Los medios nuevos, entonces, pueden emanar de: (I) la inclusión en casación de argumentos por completo extraños a las instancias, que buscan desviar la controversia hacia cuestiones fácticas o jurídicas que no se discutieron; y (II) la imputación de errores a la sentencia de segundo grado los cuales no fueron objeto de reparo concreto al apelar, pues sobre ellas no puede emitirse un pronunciamiento por fuerza del artículo 328 del Código General del Proceso.
Así lo ha dicho esta Corporación:
[E]l reconviniente no puede valerse ahora de las razones que no adujo en sede de apelación, dado que se muestra contradictorio reprochar al tribunal por no haber estimado planteamientos objetivamente ajenos a la alzada que le correspondió decidir. Ello explica que no resulten admisibles en casación los llamados “medios nuevos”, «(…) toda vez que ‘la sentencia del ad quem no puede enjuiciarse ‘sino con los materiales que sirvieron para estructurarla; no con materiales distintos, extraños y desconocidos. Sería de lo contrario, un hecho desleal, no sólo entre las partes, sino también respecto del tribunal fallador, a quien se le emplazaría a responder en relación con hechos o planteamientos que no tuvo ante sus ojos, y aún respecto del fallo mismo, que tendría que defenderse de armas para él hasta entonces ignoradas’ (Sent. 006 de 1999 Exp: 5111), al fin y al cabo, a manera de máxima, debe tenerse en cuenta que ‘lo que no se alega en instancia, no existe en casación’ (LXXXIII pág. 57)” (CSJ, SC del 21 de agosto de 2001, Rad. N.° 6108) (AC5438, 13 dic. 2022, rad. n.° 2015-00046-01).
2. El caso concreto.
Aplicado el anterior estado del arte a los cargos bajo escrutinio procede anticipar su inadmisión, por los motivos que se explican en cada epígrafe.
2.1. Desenfoque.
Los embistes, en la forma en que se propusieron, dejaron de lado el argumento nuclear que sirvió al Tribunal para negar la prescripción y acceder a la reivindicación, en transgresión del requisito técnico de la «precisión».
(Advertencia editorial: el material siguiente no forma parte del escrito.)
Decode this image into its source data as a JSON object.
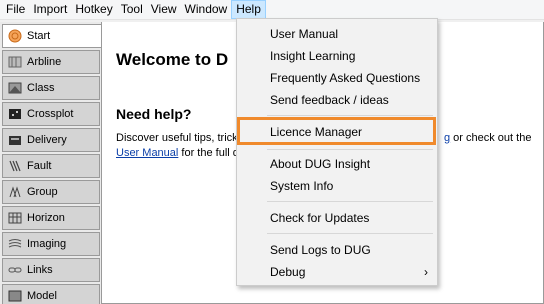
{
  "menubar": {
    "items": [
      "File",
      "Import",
      "Hotkey",
      "Tool",
      "View",
      "Window",
      "Help"
    ]
  },
  "sidebar": {
    "tabs": [
      {
        "label": "Start",
        "icon": "start-icon"
      },
      {
        "label": "Arbline",
        "icon": "arbline-icon"
      },
      {
        "label": "Class",
        "icon": "class-icon"
      },
      {
        "label": "Crossplot",
        "icon": "crossplot-icon"
      },
      {
        "label": "Delivery",
        "icon": "delivery-icon"
      },
      {
        "label": "Fault",
        "icon": "fault-icon"
      },
      {
        "label": "Group",
        "icon": "group-icon"
      },
      {
        "label": "Horizon",
        "icon": "horizon-icon"
      },
      {
        "label": "Imaging",
        "icon": "imaging-icon"
      },
      {
        "label": "Links",
        "icon": "links-icon"
      },
      {
        "label": "Model",
        "icon": "model-icon"
      }
    ]
  },
  "content": {
    "welcome_title": "Welcome to D",
    "need_help": "Need help?",
    "desc_line1": "Discover useful tips, trick",
    "desc_right_link": "g",
    "desc_right_text": " or check out the",
    "user_manual_link": "User Manual",
    "desc_line2_rest": " for the full d"
  },
  "help_menu": {
    "items": [
      {
        "label": "User Manual"
      },
      {
        "label": "Insight Learning"
      },
      {
        "label": "Frequently Asked Questions"
      },
      {
        "label": "Send feedback / ideas"
      },
      {
        "label": "Licence Manager"
      },
      {
        "label": "About DUG Insight"
      },
      {
        "label": "System Info"
      },
      {
        "label": "Check for Updates"
      },
      {
        "label": "Send Logs to DUG"
      },
      {
        "label": "Debug",
        "submenu_arrow": "›"
      }
    ]
  },
  "colors": {
    "highlight": "#f08a2c",
    "menu_open": "#cce8ff",
    "link": "#0b3fa8"
  }
}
2.1.1. Para explicar se transcriben las palabras literales del veredicto confutado, en punto a la valoración de las pruebas testimoniales:
Alberto Mondragón (quien según su dicho fungió como arrendatario del predio del año 2007 al año 2013) señaló que suscribió el contrato de arrendamiento con Liliana porque sabía que ella era la esposa de Alquivar; Jonier Rondón (administrador del establecimiento de comercio que allí funcionara), aseveró que él le entregaba los cánones de arrendamiento a la demandada principal hasta los años “2012 o 2013”; Martha Cruz Jiménez (apoderada judicial del pretendido usucapiente, ante entidades distritales), señaló que Liliana firmó todas las solicitudes que se presentaron ante la administración distrital; Otoniel Giraldo Henao afirmó que a él le consta que la señora Aristizábal Giraldo era quien pagaba los impuestos y Carlos Orlando Serna Londoño (trabajó por 10 años en el establecimiento de comercio que funciona en el predio) sostuvo que él “se entendía” tanto con Liliana, como con Alquivar y que pagaba los servicios públicos domiciliarios por orden de ellos.
Así las cosas, cabe concluir que la posesión que dice ostentar el señor Suárez Gallego no puede considerarse como exclusiva y excluyente hasta el año 2013, cuando finiquitó su unión marital de hecho con la señora Aristizábal Giraldo y que sería la época en la que él la habría desconocido como condueña, al punto que la privó de ingresar al predio y de percibir frutos (así lo relató el testigo Jonier Rondón)…
Significa que el sentenciador de segundo grado, para establecer la persona poseedora del edificio en litigio, acudió a una revisión conjunta de los testigos, lo que sirvió para establecer que, tanto Alquivar Suárez, como Liliana Aristizábal, realizaron actos de detentación y explotación, por lo menos, hasta el 5 de noviembre de 2013.
Y es que, al margen de que los declarantes aseveraran que el dueño y poseedor del fundo era el demandante, lo cierto es que también dieron cuenta de otros actos, realizadas por la demandada, que observados de consuno descubren que ejercía un poder de hecho sobre la cosa pretendida. Tales como fungir como dueña para suscribir contratos de explotación, elevar solicitudes ante autoridades municipales en su condición de propietaria, exigir la renta del inmueble para la satisfacción de sus gastos personales y ordenar la realización de pagos, incluso con la permisión expresa de su consorte.
Condición que se mantuvo hasta que finalizó el lazo amoroso, en el año 2013, por cuanto a partir de este momento se le impidió el ingreso al predio y cualquier poderío sobre el mismo.
De allí que el ad quem concluyera que «con soporte en lo que aquí se probó, la posesión exclusiva y excluyente del señor Suárez Gallego habría iniciado desde noviembre del año 2013».
En compendio, fue la sumatoria de comportamientos reconocidos por los testigos, lo que permitió al sentenciador inferir que Liliana Aristizábal era coposeedora del inmueble, hasta que fue privada de esta condición por decisión unilateral de su compañero sentimental.
2.1.2. A pesar de la claridad de la argumentación del ad quem, en ninguno de los cargos se erigió un cuestionamiento directo en su contra.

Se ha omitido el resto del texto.